Although we can and should explore the possibilities of virtual assistants and TTS systems for a range of groups, these technologies must also be understood as an object of analysis for critical race and digital studies researchers. The rise of sound-based computing and voice interactivity appears to be another vantage point for investigating the digitization of race. As Lisa Nakamura (2007) outlines, the graphic sea change from the early Internet to Web 2.0 brought about a shift from text-based to visual forms, and this altered how users construct and circulate race online, even as it offered new opportunities for marginalized users to participate in their own visual cultures. The increase of online audio content such as podcasts, audiobooks, digital music, and now artificial speech systems may signal a similar turn – or add-on – to Web 2.0 that enables users to speak and listen to race online, and presents new arenas for the formation of minority-produced sonic cultures.

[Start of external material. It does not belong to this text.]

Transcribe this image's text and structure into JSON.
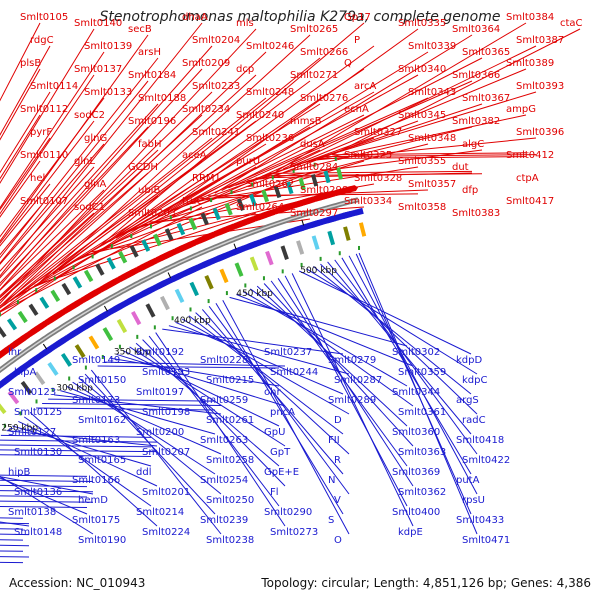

Miriam Sweeney (2017) has written about the racial and gender politics of anthropomorphized interfaces like Microsoft’s failed Ms. Dewey, and recently discussed the gender politics of virtual assistants like Alexa and Siri. In particular, she suggest that designers making a woman’s voice the default setting on these devices reinforces stereotypes about women and feminized labor. In addition, the whiteness of virtual assistants, both in terms of their use of monotone standard English and lack of culturally specific knowledge has been mocked and subverted in a series of YouTube videos such as “If Siri was Mexican” and “If Amazon Alexa was Black: Shameka” along with many videos of users with accented speech attempting to use virtual assistants. These re-imagined virtual assistants respond with culturally specific voices, styles of address, and search results.

Though there is rising demand for more diversity in the voice and language options for virtual assistants, to be clear, simply making a range of voice and language options available will not resolve the issue of racial and gender inequality in these technologies. On the contrary, as Kishonna Gray (2012) has shown, voiced based interactions in digital spaces, such as voice chat in online gaming, are often rampant with linguistic profiling and racist and sexist hate speech that can make such digital spaces extremely hostile for women and people of color. The stakes of sonic difference within digital forms are high and require critical attention on the regulations and algorithmic systems that reinforce such inequalities.

Nevertheless, the productive possibilities of imagining the voiced features/futures of computing technology like Goulet’s Mohawk orb has much to offer media scholars interested in the digital sounds and settings that shape contemporary discourses of gender, race, and Indigeneity. As Jason Edward Lewis (2014) has written,

By engaging in the conversation that is shaping new media systems and structures, Native people can claim an agency in how that shaping carries forward. And, by acting as agents, not only can we help to expand the epistemological assumptions upon which those systems and structures are based but we can stake out our own territory in a common future (p. 63).

Though Indigenous peoples are often ignored or presumed irrelevant to mainstream culture and digital technology, how can we can begin to listen up and ask for more as we imagine the sound of our shared digital futures?